The study concluded that creating a whole new online-only institution would cost a minimum of $50 million to start, according to the Tallahassee Democrat. The two most favorable options on the table, according to the report: a collaboration between several universities, or the designation of one lead institution to act as the primary school for online education. Another option, offering Massive Open Online Courses, would be the cheapest, costing the state about $100,000 per class.

The study's results have college officials much less enthused than state lawmakers about the idea of online-only learning. The Tallahassee Democrat reports University of Florida Provost Joe Glover warned at a recent panel that efforts to expand online education would work against another goal of Gov. Rick Scott (R) and Florida lawmakers:

Glover, the provost at UF, told the BOG panel that not all subjects work well online. He pointed in particular to the STEM (science, technology, math and engineering) fields, which require labs and often demand immediate feedback from an instructor. Gov. Rick Scott and lawmakers have pushed repeatedly in recent years for more STEM graduates, saying there is a demand for them in the workplace.

Scott recently voiced support for the idea of charging different tuition rates to Florida students based on their majors, with cheaper tuition for "business-friendly" courses of study.
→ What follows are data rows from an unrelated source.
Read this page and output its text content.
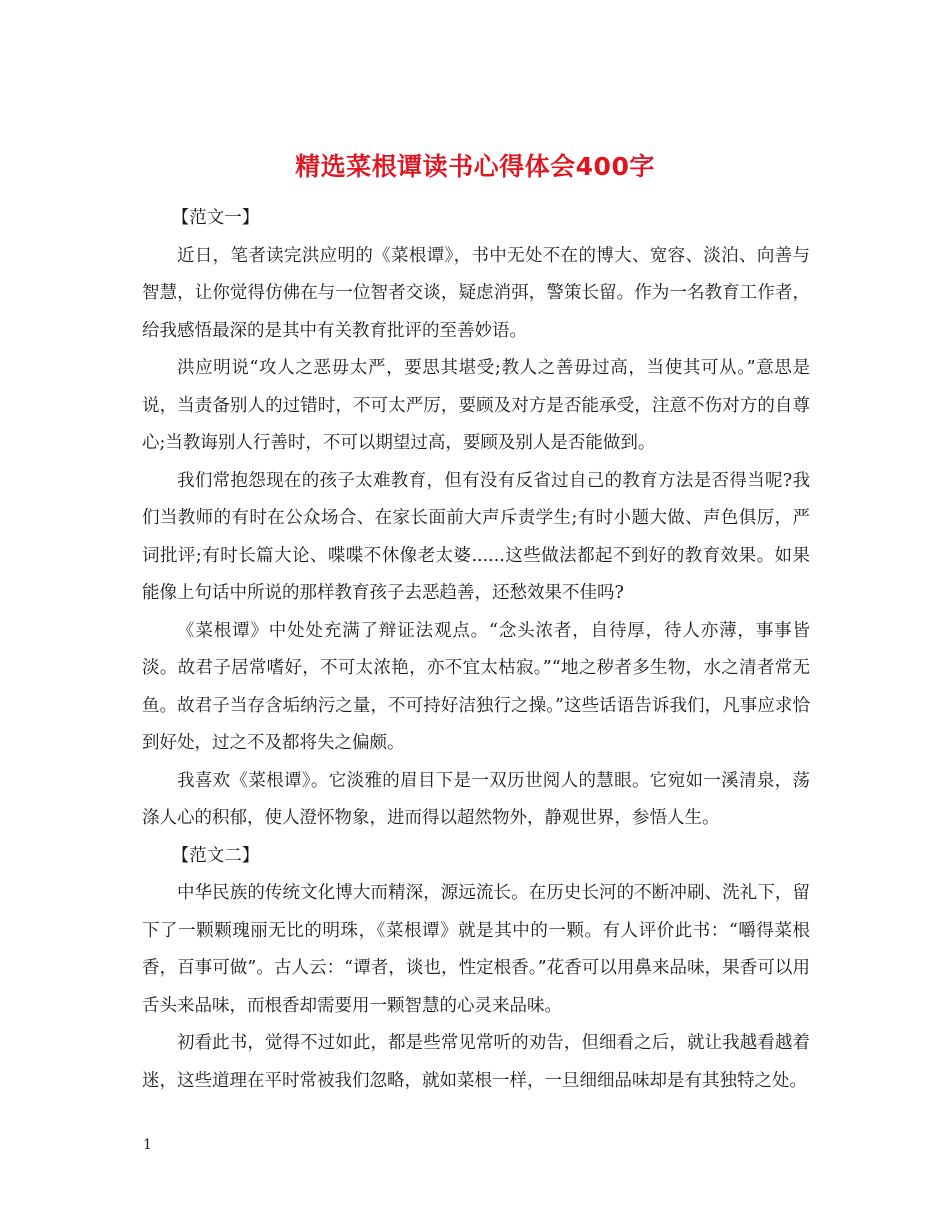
精选菜根谭读书心得体会400字

【范文一】

近日，笔者读完洪应明的《菜根谭》，书中无处不在的博大、宽容、淡泊、向善与智慧，让你觉得仿佛在与一位智者交谈，疑虑消弭，警策长留。作为一名教育工作者，给我感悟最深的是其中有关教育批评的至善妙语。

洪应明说“攻人之恶毋太严，要思其堪受;教人之善毋过高，当使其可从。”意思是说，当责备别人的过错时，不可太严厉，要顾及对方是否能承受，注意不伤对方的自尊心;当教诲别人行善时，不可以期望过高，要顾及别人是否能做到。

我们常抱怨现在的孩子太难教育，但有没有反省过自己的教育方法是否得当呢?我们当教师的有时在公众场合、在家长面前大声斥责学生;有时小题大做、声色俱厉，严词批评;有时长篇大论、喋喋不休像老太婆......这些做法都起不到好的教育效果。如果能像上句话中所说的那样教育孩子去恶趋善，还愁效果不佳吗?

《菜根谭》中处处充满了辩证法观点。“念头浓者，自待厚，待人亦薄，事事皆淡。故君子居常嗜好，不可太浓艳，亦不宜太枯寂。”“地之秽者多生物，水之清者常无鱼。故君子当存含垢纳污之量，不可持好洁独行之操。”这些话语告诉我们，凡事应求恰到好处，过之不及都将失之偏颇。

我喜欢《菜根谭》。它淡雅的眉目下是一双历世阅人的慧眼。它宛如一溪清泉，荡涤人心的积郁，使人澄怀物象，进而得以超然物外，静观世界，参悟人生。

【范文二】

中华民族的传统文化博大而精深，源远流长。在历史长河的不断冲刷、洗礼下，留下了一颗颗瑰丽无比的明珠，《菜根谭》就是其中的一颗。有人评价此书：“嚼得菜根香，百事可做”。古人云：“谭者，谈也，性定根香。”花香可以用鼻来品味，果香可以用舌头来品味，而根香却需要用一颗智慧的心灵来品味。

初看此书，觉得不过如此，都是些常见常听的劝告，但细看之后，就让我越看越着迷，这些道理在平时常被我们忽略，就如菜根一样，一旦细细品味却是有其独特之处。

1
The idea instantly met with opposition, in part due to growing ire among higher education advocates about budget cuts to state universities despite restrictions on tuition rates.

Florida provosts also expressed concern about competition among existing online education programs at the state's public and private universities, considering schools in the state already offer 700 different online programs at 39 colleges and universities.

Online college courses are more common in the Sunshine state than anywhere else in the country. According to the Parthenon Group's report, 40 percent of Florida students report taking at least one class online, compared with a national average of 31 percent.

According to the Miami Herald, Florida educators appear to feel a sense of anxiety about how much time they have to craft a proposal for politicians:

State University System Chancellor Frank Brogan said the board should take its time. But board member Manoj Chopra, a faculty representative, said lawmakers could step in and force their hand. “I’m a little worried if the choice will be made for us by then,” Chopra said, possibly referring to how Florida Polytechnic, the state’s 12th university, was fast-tracked into existence this year by the Legislature.